American businesses are constantly reviewing plans to keep their dreams alive. Owners and managers worry about how much they can get back for every dollar they spend investing in their business or providing goods or services for customers. But our federal government seems to think differently.
Our federal deficit continues to grow, and now our country is over $16 trillion in debt. Our politicians in Washington, on both sides of the aisle, are unable to come to any agreement on how to stop even unnecessary programs, to help reduce our mounting deficit. Each side wants different programs retained or eliminated.
Few elected officials are willing to sign on to cuts in programs they want, in order to get a compromise deal for reductions. So we are likely to see across-the-board cuts, so no official who was elected in the hope that he or she would make good decisions, has to make any. Instead, good programs will be cut and wasteful or pork barrel programs will not be eliminated, just cut back.
Spending on federally funded programs have to be cut dramatically, especially where programs are outdated, unnecessary or offer no accountability. Some programs just waste taxpayers’ money. Our elected officials in Congress and the administration should have the backbone to question whether specific federal programs are really needed and dramatically cut back or entirely eliminate those that don’t deliver what they promised.
Right now, the government is spending more than it generates in revenues. We need proper checks and balances on federal programs, so that we can tell whether the taxpayer’s money is getting a positive return, or whether something should be discontinued. Government can’t keep spending money it doesn’t have, for programs that aren’t successful in meeting their goals.
Many special programs and projects should have a sunset clause that eliminates them after three or five years, unless a majority of members of Congress re-vote to sustain them, specifically ”“ not as part of an omnibus package, which buries the details.
Taxpayers need to be told the truth about when, why and to whom a grant is given, whether for a well-intentioned program or otherwise, to determine if federal monies have been spent wisely or wastefully. One thing both sides ought to be able to agree on is the elimination of waste.
One example of an unsuccessful program, funded during President Obama’s first term, was a $5 billion expenditure, allotted through federally funded Green Energy Initiative, to have car manufacturers produce one million electric cars by 2015. So far, about 31,000 electric battery operated cars were produced in 2012. Their high sale price and lack of interest from the buying public kept them from being successful in the marketplace.
In recent years, the Social Security Administration mistakenly paid nearly $100 million to dead people, by using outdated mailing lists, according to the Social Security inspector general’s report. The ongoing problem has not been fully corrected.

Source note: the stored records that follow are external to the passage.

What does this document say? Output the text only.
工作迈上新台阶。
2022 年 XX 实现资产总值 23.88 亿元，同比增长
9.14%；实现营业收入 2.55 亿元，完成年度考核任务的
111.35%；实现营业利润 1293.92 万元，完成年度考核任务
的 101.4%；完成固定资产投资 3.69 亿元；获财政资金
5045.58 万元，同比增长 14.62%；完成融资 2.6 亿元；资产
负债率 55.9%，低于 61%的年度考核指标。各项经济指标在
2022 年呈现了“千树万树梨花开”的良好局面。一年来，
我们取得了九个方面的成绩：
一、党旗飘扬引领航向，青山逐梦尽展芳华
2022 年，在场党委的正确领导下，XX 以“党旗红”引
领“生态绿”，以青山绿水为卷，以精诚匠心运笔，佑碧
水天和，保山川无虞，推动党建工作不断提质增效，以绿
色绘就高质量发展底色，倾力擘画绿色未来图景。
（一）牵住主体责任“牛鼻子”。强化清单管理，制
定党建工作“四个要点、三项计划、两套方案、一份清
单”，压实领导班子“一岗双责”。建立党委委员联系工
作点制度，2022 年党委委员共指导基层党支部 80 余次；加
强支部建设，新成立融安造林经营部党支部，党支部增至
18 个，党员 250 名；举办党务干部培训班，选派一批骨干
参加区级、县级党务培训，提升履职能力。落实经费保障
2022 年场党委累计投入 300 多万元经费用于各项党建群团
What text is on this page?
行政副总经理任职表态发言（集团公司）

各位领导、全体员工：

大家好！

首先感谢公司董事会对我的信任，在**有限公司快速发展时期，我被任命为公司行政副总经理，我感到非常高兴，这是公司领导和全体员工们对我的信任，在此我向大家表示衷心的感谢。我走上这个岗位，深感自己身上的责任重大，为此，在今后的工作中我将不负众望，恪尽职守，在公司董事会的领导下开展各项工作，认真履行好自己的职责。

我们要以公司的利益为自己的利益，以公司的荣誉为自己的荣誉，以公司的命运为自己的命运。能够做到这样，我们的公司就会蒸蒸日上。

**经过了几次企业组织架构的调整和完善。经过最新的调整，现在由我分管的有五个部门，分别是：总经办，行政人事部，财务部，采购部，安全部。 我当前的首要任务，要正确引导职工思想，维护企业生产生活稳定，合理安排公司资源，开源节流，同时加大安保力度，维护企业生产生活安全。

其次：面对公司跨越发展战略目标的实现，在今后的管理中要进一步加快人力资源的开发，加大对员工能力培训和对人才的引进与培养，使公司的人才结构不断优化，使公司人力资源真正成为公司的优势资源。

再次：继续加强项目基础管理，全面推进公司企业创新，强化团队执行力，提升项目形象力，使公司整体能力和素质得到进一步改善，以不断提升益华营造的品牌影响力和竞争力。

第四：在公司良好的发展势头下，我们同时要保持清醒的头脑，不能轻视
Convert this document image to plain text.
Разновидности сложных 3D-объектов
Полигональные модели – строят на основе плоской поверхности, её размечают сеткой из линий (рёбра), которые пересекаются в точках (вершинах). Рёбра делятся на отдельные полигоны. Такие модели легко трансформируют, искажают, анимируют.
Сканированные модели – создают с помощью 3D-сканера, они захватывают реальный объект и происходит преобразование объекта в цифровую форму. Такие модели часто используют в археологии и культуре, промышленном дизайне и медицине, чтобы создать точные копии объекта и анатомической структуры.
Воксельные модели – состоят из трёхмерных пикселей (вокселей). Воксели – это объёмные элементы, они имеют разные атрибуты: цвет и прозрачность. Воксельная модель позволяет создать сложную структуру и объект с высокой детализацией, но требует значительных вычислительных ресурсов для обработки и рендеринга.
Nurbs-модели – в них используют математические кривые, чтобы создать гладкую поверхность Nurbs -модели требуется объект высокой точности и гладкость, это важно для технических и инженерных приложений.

Another example of wasted money by the federal government is the $550 million grant given to Solyndra, the solar panel manufacturing company that went bankrupt after receiving government funds.
Billions of taxpayer dollars continue to be spent on wasteful pet projects that benefited constituents of politicians, in return for political support in the form of votes. And some non-political uses of federal dollars raise questions, too, such as a $325,000 grant by the National Science Foundation to develop a robotic squirrel, to test how squirrels and rattlesnakes interact, according to a report issued by the office of Sen. Tom Coburn, R-Okla.
Another example of wasteful spending is how the government spends money on its own personnel. In 2008 and 2009 alone, the Department of Justice spent $121 million to host or participate in 1,832 conferences. Some of these conferences may have been important and of some value, but anyone who has ever gone to federal conferences knows that a lot of people who are not essential still get time off to attend those events and have their expenses paid. Guess who pays for this: We do, through our tax dollars.
There is a wonderful old saying, “Waste not, want not.” In order to reduce our deficit, we have to eliminate waste, by getting rid of unnecessary programs and carefully monitoring the expenses of even good programs.
We face dire consequences, if we don’t.
— Bernard Featherman is a business columnist for the Journal Tribune and former president of the Biddeford-Saco Chamber of Commerce.